The Question Generator is a system that takes in a text as input and generates questions based on the content of the text. The system comprises three main modules, each of which is described below.
Module 1: Preprocessing
The first module in the Question Generator system is the Preprocessing module. This module performs three key tasks on the input text:
Stemming: The module reduces words in the text to their root form to simplify analysis.
Lemmatization: The module identifies the base form of words in the text to reduce the size of the vocabulary and improve analysis accuracy.
Stop word removal: The module removes common words such as "the", "a", and "an" that do not provide much meaning on their own.
Module 2: Question Generator
The second module in the Question Generator system is the Question Generator module.
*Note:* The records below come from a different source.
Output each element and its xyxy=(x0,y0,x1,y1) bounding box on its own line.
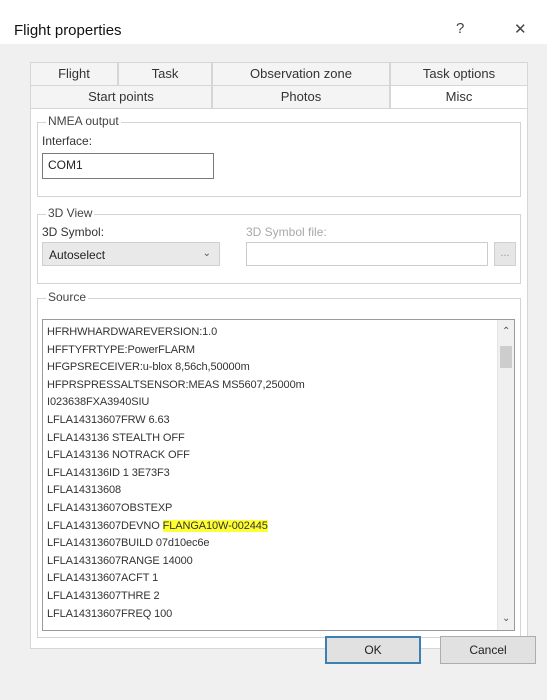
devno-prefix: LFLA14313607DEVNO xyxy=(47,519,163,532)
source-scrollbar[interactable]: ⌃ ⌄ xyxy=(497,320,514,630)
scroll-up-icon[interactable]: ⌃ xyxy=(502,326,510,337)
source-line: I023638FXA3940SIU xyxy=(47,396,150,409)
tab-row-1: Flight Task Observation zone Task option… xyxy=(30,62,528,85)
tab-row-2: Start points Photos Misc xyxy=(30,85,528,108)
dialog-body: Flight Task Observation zone Task option… xyxy=(0,44,547,700)
source-line-devno: LFLA14313607DEVNO FLANGA10W-002445 xyxy=(47,518,492,536)
source-line: LFLA143136 STEALTH OFF xyxy=(47,431,185,444)
source-line: HFGPSRECEIVER:u-blox 8,56ch,50000m xyxy=(47,361,250,374)
help-button[interactable]: ? xyxy=(456,20,464,37)
tab-task-options[interactable]: Task options xyxy=(390,62,528,85)
tab-flight[interactable]: Flight xyxy=(30,62,118,85)
scrollbar-thumb[interactable] xyxy=(500,346,512,368)
source-line: HFPRSPRESSALTSENSOR:MEAS MS5607,25000m xyxy=(47,378,305,391)
tab-photos[interactable]: Photos xyxy=(212,85,390,108)
source-line: LFLA14313607RANGE 14000 xyxy=(47,554,193,567)
scroll-down-icon[interactable]: ⌄ xyxy=(502,613,510,624)
3d-symbol-select[interactable]: Autoselect ⌄ xyxy=(42,242,220,266)
source-line: LFLA14313607FREQ 100 xyxy=(47,607,173,620)
tab-task[interactable]: Task xyxy=(118,62,212,85)
3d-symbol-value: Autoselect xyxy=(49,248,106,262)
source-listbox[interactable]: HFRHWHARDWAREVERSION:1.0 HFFTYFRTYPE:Pow… xyxy=(42,319,515,631)
source-line: HFRHWHARDWAREVERSION:1.0 xyxy=(47,326,218,338)
browse-button[interactable]: ... xyxy=(494,242,516,266)
tab-observation-zone[interactable]: Observation zone xyxy=(212,62,390,85)
3d-symbol-file-input[interactable] xyxy=(246,242,488,266)
tab-misc[interactable]: Misc xyxy=(390,85,528,108)
source-group: Source HFRHWHARDWAREVERSION:1.0 HFFTYFRT… xyxy=(37,290,521,638)
tab-start-points[interactable]: Start points xyxy=(30,85,212,108)
source-line: LFLA14313607BUILD 07d10ec6e xyxy=(47,537,210,550)
source-lines: HFRHWHARDWAREVERSION:1.0 HFFTYFRTYPE:Pow… xyxy=(47,324,492,623)
source-line: LFLA14313607THRE 2 xyxy=(47,589,160,602)
source-line: LFLA14313608 xyxy=(47,484,122,497)
3d-view-group: 3D View 3D Symbol: Autoselect ⌄ 3D Symbo… xyxy=(37,206,521,284)
3d-symbol-file-label: 3D Symbol file: xyxy=(246,225,327,239)
ok-button[interactable]: OK xyxy=(325,636,421,664)
nmea-output-group: NMEA output Interface: COM1 xyxy=(37,114,521,197)
3d-symbol-label: 3D Symbol: xyxy=(42,225,105,239)
title-bar: Flight properties ? ✕ xyxy=(0,0,547,44)
cancel-button[interactable]: Cancel xyxy=(440,636,536,664)
interface-label: Interface: xyxy=(42,134,93,148)
close-icon[interactable]: ✕ xyxy=(514,20,527,38)
misc-tab-panel: NMEA output Interface: COM1 3D View 3D S… xyxy=(30,108,528,649)
source-line: LFLA14313607FRW 6.63 xyxy=(47,413,170,426)
interface-input[interactable]: COM1 xyxy=(42,153,214,179)
chevron-down-icon: ⌄ xyxy=(202,248,211,259)
source-line: HFFTYFRTYPE:PowerFLARM xyxy=(47,343,195,356)
3d-view-legend: 3D View xyxy=(46,206,95,220)
source-line: LFLA14313607ACFT 1 xyxy=(47,572,159,585)
source-line: LFLA143136 NOTRACK OFF xyxy=(47,449,190,462)
nmea-output-legend: NMEA output xyxy=(46,114,121,128)
highlighted-device-number: FLANGA10W-002445 xyxy=(162,519,268,532)
source-legend: Source xyxy=(46,290,89,304)
source-line: LFLA143136ID 1 3E73F3 xyxy=(47,466,170,479)
source-line: LFLA14313607OBSTEXP xyxy=(47,501,173,514)
window-title: Flight properties xyxy=(14,22,122,39)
This module generates questions from the input text by following these steps:
Textrank: The module uses the Textrank algorithm to extract the most important sentences from the input text.
Part-of-speech (POS) tagging: The module identifies the nouns and verbs in the selected sentences using POS tagging.
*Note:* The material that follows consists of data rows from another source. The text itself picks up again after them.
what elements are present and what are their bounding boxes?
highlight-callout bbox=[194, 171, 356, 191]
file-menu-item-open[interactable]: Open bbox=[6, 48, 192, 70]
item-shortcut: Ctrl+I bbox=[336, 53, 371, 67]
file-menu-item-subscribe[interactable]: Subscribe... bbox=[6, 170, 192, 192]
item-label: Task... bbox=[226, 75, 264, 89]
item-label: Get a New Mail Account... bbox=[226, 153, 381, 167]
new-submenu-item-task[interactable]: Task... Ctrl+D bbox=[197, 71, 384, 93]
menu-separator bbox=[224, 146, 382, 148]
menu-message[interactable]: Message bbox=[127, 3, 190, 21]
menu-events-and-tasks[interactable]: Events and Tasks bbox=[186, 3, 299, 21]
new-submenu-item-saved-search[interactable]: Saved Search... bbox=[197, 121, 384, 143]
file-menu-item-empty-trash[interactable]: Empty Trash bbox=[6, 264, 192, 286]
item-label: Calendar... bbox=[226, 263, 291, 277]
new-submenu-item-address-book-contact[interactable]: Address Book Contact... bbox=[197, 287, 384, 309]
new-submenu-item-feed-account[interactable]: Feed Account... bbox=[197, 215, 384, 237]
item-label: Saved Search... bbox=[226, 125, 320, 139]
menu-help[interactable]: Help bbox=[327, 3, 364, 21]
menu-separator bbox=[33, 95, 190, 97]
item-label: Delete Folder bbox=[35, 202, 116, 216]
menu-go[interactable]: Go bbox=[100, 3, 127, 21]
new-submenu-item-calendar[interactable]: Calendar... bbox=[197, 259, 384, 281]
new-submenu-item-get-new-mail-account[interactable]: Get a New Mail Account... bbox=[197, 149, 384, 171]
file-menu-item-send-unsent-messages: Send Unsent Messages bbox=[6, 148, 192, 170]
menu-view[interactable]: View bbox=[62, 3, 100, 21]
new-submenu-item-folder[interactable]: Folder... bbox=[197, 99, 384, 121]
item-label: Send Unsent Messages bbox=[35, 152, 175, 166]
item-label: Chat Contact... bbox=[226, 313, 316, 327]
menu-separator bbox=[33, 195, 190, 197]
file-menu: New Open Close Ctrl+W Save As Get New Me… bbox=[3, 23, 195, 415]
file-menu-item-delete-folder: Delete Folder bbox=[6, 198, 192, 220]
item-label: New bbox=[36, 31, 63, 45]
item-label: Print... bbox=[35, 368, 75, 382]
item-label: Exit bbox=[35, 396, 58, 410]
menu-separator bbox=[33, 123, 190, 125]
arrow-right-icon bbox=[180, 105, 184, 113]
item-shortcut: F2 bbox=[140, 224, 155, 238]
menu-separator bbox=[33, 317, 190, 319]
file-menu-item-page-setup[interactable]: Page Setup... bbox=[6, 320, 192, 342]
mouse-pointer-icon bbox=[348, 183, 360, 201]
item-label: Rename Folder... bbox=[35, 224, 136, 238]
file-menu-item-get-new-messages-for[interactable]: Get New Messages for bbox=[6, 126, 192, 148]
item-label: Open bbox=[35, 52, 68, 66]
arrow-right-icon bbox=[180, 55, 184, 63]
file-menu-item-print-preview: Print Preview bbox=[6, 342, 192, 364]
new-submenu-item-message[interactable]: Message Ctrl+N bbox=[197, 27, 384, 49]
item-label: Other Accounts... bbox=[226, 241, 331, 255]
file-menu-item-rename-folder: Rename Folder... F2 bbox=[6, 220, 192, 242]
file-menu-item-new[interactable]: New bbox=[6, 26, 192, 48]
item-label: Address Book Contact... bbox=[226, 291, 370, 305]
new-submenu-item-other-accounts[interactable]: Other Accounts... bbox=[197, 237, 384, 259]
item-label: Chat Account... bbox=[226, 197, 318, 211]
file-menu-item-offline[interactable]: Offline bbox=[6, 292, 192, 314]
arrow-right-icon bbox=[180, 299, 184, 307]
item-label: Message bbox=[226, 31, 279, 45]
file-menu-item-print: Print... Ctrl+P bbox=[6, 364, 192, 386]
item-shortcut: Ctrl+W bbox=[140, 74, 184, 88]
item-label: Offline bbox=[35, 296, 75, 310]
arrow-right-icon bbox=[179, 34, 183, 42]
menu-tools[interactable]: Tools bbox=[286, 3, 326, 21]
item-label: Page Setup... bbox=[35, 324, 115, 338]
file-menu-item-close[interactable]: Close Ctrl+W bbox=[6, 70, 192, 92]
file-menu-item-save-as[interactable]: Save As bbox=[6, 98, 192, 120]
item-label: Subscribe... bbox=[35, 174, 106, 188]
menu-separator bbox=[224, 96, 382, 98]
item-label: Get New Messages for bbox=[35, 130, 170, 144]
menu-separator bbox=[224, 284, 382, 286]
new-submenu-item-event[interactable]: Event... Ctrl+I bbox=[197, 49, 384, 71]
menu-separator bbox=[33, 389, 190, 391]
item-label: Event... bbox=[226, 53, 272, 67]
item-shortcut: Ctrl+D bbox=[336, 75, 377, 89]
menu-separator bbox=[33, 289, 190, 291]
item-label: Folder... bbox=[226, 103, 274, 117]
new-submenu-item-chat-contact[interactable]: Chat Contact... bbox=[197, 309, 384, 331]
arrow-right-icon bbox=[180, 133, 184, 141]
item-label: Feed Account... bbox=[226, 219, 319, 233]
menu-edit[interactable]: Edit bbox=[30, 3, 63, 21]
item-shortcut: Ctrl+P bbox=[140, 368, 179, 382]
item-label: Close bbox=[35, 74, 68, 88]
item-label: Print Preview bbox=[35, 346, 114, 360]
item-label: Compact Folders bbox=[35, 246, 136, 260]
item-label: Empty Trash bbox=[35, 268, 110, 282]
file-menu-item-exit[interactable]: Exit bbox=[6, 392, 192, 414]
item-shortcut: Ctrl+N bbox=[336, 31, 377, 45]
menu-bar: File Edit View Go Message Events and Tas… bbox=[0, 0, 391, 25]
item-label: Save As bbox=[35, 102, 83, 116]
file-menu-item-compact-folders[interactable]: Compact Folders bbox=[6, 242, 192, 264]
Fill-in-the-blank question generation: With the help of the nouns and verbs identified in step 2, the module generates fill-in-the-blank questions.
Module 3: Distraction Generator
The third and final module in the Question Generator system is the Distraction Generator module. This module is responsible for generating distractors for multiple-choice questions. The module operates as follows:
Input: The module takes a word as input, which is provided by the Question Generator module.
Preprocessing: The module preprocesses each sentence to extract only the nouns and verbs per sentence.
Cosine similarity: The module uses cosine similarity, which is calculated using the TF IDF value, to identify the three most similar words in the input text. These words are used as distractors for multiple-choice questions.